Defect U — push-review-core.sh audit scan tolerates malformed lines (HIGH, availability) — NEW in 0.10.2

_codex_ok scan switched from jq -e '<filter>' \"\$_audit\" (single JSON stream, exits 2 on the first malformed line anywhere in the file) to jq -R 'fromjson? | select(<filter>)' \"\$_audit\" 2>/dev/null | grep -q . (per-line raw parse with error-suppression). The old pipeline locked the gate closed on a single stray backslash sequence — every legitimate codex.review receipt past the corruption became unreachable until the offending line was hand-edited out. The new pipeline evaluates each line independently; malformed lines yield empty output and the predicate runs against every successfully parsed record.

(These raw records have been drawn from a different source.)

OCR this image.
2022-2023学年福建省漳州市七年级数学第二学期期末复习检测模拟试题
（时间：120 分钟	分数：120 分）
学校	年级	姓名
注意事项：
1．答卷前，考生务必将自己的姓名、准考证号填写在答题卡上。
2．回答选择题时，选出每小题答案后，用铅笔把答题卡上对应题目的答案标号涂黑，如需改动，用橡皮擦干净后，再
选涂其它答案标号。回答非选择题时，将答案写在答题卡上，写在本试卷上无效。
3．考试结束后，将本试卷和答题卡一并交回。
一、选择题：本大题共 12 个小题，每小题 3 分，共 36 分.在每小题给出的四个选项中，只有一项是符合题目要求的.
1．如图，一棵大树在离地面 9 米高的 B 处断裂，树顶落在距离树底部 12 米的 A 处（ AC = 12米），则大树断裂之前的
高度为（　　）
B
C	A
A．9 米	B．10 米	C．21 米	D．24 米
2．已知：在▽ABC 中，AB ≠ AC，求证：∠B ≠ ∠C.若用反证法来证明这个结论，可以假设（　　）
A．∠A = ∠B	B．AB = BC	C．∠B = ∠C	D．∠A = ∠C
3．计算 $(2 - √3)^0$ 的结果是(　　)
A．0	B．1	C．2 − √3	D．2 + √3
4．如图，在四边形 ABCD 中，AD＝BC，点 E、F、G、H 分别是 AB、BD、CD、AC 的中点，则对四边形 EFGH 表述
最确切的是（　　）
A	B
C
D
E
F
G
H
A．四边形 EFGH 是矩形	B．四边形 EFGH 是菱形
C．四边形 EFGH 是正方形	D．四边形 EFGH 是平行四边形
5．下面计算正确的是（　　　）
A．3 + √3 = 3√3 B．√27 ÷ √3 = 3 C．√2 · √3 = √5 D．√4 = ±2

Predicate body (tool_name, head_sha, verdict, emission_source) is byte-identical, so defect P's forgery rejection still holds line-by-line. Mirrored in both hooks/_lib/push-review-core.sh and .claude/hooks/_lib/push-review-core.sh. The two other jq scans in the file (cache_result inspection at ~432/~612, cache hit/pass at ~1107) operate on single printf'd JSON strings — left as jq -e.

Codex adversarial review

Completed pre-push on 3814d38 (S+P+N) and aeda953 (T+U incremental). No blocking findings on either pass. Concerns tracked in the changeset Followups section (1 blocking on S+P+N's original pass — configured_base iteration leak — was fixed on this branch; 2 concerns on T+U — widen T to middleware/rotator, chain-failure file-line reporting — concern 2 addressed in the T+U commit, concern 1 documented as followup).

Deferred to 0.11.0

• G (push-review-core.sh → TypeScript port) — 1154 LOC shell+jq+awk with 10 integration test suites. Dedicated review cycle; absorbs fail-loud-no-base and general Target:-label halves of N.
• Widen T to gateway middleware + rotation-marker emitters via a shared serialization helper.
• Codex 0.10.1 followups: proxied-MCP stamp discrimination (chore(ci)(deps): bump actions/setup-node from 4.0.3 to 6.3.0 #2), rea tofu accept write-order (chore(ci)(deps): bump pnpm/action-setup from 4.0.0 to 6.0.1 #3), shell-level P integration test (chore(ci)(deps): bump changesets/action from 1.4.6 to 1.7.0 #4).

Test plan

• pnpm lint — clean
• pnpm type-check — clean
• pnpm test — 1292 passed, 1 skipped, 0 failed (67 suites; 10 new tests for T+U: 1 append self-check + 5 verify collect-all-errors + 4 fromjson tolerance)
• pnpm build — clean
• Codex adversarial review (two passes: S+P+N on 3814d38, T+U on aeda953) — no blocking, concerns tracked
• Mirror parity: hooks/_lib/push-review-core.sh ≡ .claude/hooks/_lib/push-review-core.sh (sha256 c4024182a992a493151dec77f741712d5442d543c6456806c2373da5817673a8)
• DCO sign-off on both commits
• Changeset entry renamed to .changeset/rea-0-10-2-audit-integrity.md with combined S+P+N+T+U narrative

Bug report (canonical tracking)

Entries S, P, N, T, U updated in Projects/rea/Bug Reports/Rea Bug Reports.md post-merge. Summary-table shipped-in-0.10.2 row replaces the previous 0.10.1 row. Only G remains open for 0.11.0.